マンスリーでアップしていますので、ご参考になれば幸いです。


( 米国ハイイールド債券 : 7.6% )

4月末の8.0%からさらに低下。

2月中旬には10.0%を超えていたので、240bp以上も低下。 

米10年国債利回りは1.70%で、4月末の1.78%から8bpの低下。
 
スプレッドは590bp程度で、4月末の622bp程度から32bpのタイトニング。

米国ハイイールド債を投資対象とする投資信託の基準価格はボックス圏で推移。
 
基準価格決定の主要な3つのファクターである、為替、ベース金利、スプレッドのうち、
 
ベース金利はやや低下、スプレッドもタイトニングしたものの、

為替がやや円高ドル安に振れたことが影響。

HYG






米国ETF : HYG 84.25ドル ( 2016年6月7日終値ベース )



( 欧州ハイイールド債券 : 4.7% )

4月末の4.8%からさらに低下。

為替は1ユーロ122円台で4月末から大きな動きはなし。

ベース金利(ドイツ10年国債)は0.068%でやや低下した状況下で、スプレッドもほぼ横這い。

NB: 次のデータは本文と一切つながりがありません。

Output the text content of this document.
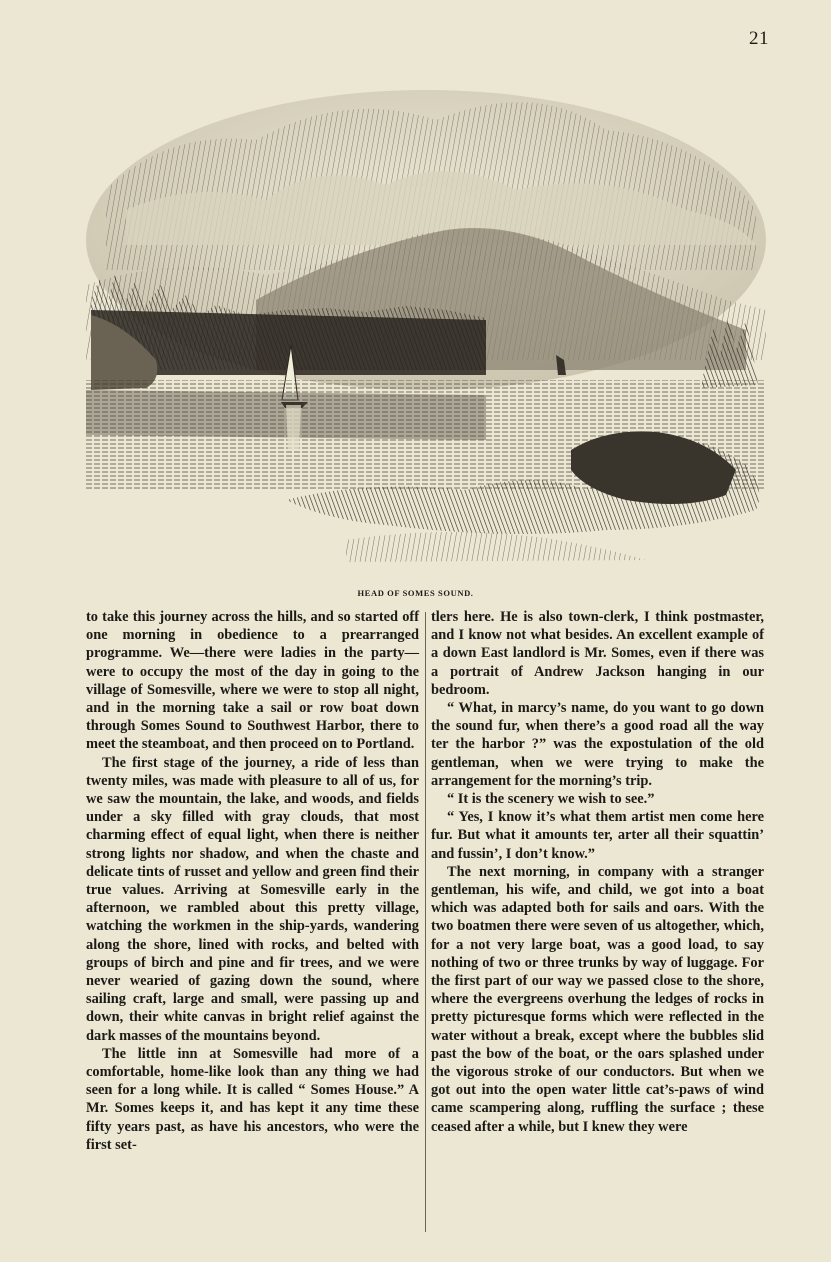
21
HEAD OF SOMES SOUND.

to take this journey across the hills, and so started off one morning in obedience to a prearranged programme. We—there were ladies in the party—were to occupy the most of the day in going to the village of Somesville, where we were to stop all night, and in the morning take a sail or row boat down through Somes Sound to Southwest Harbor, there to meet the steamboat, and then proceed on to Portland.

The first stage of the journey, a ride of less than twenty miles, was made with pleasure to all of us, for we saw the mountain, the lake, and woods, and fields under a sky filled with gray clouds, that most charming effect of equal light, when there is neither strong lights nor shadow, and when the chaste and delicate tints of russet and yellow and green find their true values. Arriving at Somesville early in the afternoon, we rambled about this pretty village, watching the workmen in the ship-yards, wandering along the shore, lined with rocks, and belted with groups of birch and pine and fir trees, and we were never wearied of gazing down the sound, where sailing craft, large and small, were passing up and down, their white canvas in bright relief against the dark masses of the mountains beyond.

The little inn at Somesville had more of a comfortable, home-like look than any thing we had seen for a long while. It is called “ Somes House.” A Mr. Somes keeps it, and has kept it any time these fifty years past, as have his ancestors, who were the first set-

tlers here. He is also town-clerk, I think postmaster, and I know not what besides. An excellent example of a down East landlord is Mr. Somes, even if there was a portrait of Andrew Jackson hanging in our bedroom.

“ What, in marcy’s name, do you want to go down the sound fur, when there’s a good road all the way ter the harbor ?” was the expostulation of the old gentleman, when we were trying to make the arrangement for the morning’s trip.

“ It is the scenery we wish to see.”

“ Yes, I know it’s what them artist men come here fur. But what it amounts ter, arter all their squattin’ and fussin’, I don’t know.”

The next morning, in company with a stranger gentleman, his wife, and child, we got into a boat which was adapted both for sails and oars. With the two boatmen there were seven of us altogether, which, for a not very large boat, was a good load, to say nothing of two or three trunks by way of luggage. For the first part of our way we passed close to the shore, where the evergreens overhung the ledges of rocks in pretty picturesque forms which were reflected in the water without a break, except where the bubbles slid past the bow of the boat, or the oars splashed under the vigorous stroke of our conductors. But when we got out into the open water little cat’s-paws of wind came scampering along, ruffling the surface ; these ceased after a while, but I knew they were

欧州ハイイールド債を投資対象とする投資信託の基準価格も横這いで推移。



( 新興国ハイイールド債券 : 7.6% )

4月末の7.8%からは0.2%の低下。

2月中旬以降は低下の一途で、引続き新興国に対する信用不安が後退したことを反映している模様。 



( アジアハイイールド債券 : 7.0% )

4月末の7.3%からは0.3%の低下。

12年8月より7%台で推移。意外にヒストリカルボラティリティは低く、
 
15年8月以降、8%前後で推移していたがその後上昇して、

16年2月中旬に直近ピークの8.4%に到達したが、現在は140bpもタイトニング。

為替は人民元、香港ドルともに対円でやや下落。(ドル円相場の相似形)

アジアハイイールド債を投資対象とする投資信託の基準価格は、

スプレッドがタイトニングしたことによりにもやや上昇方向で推移。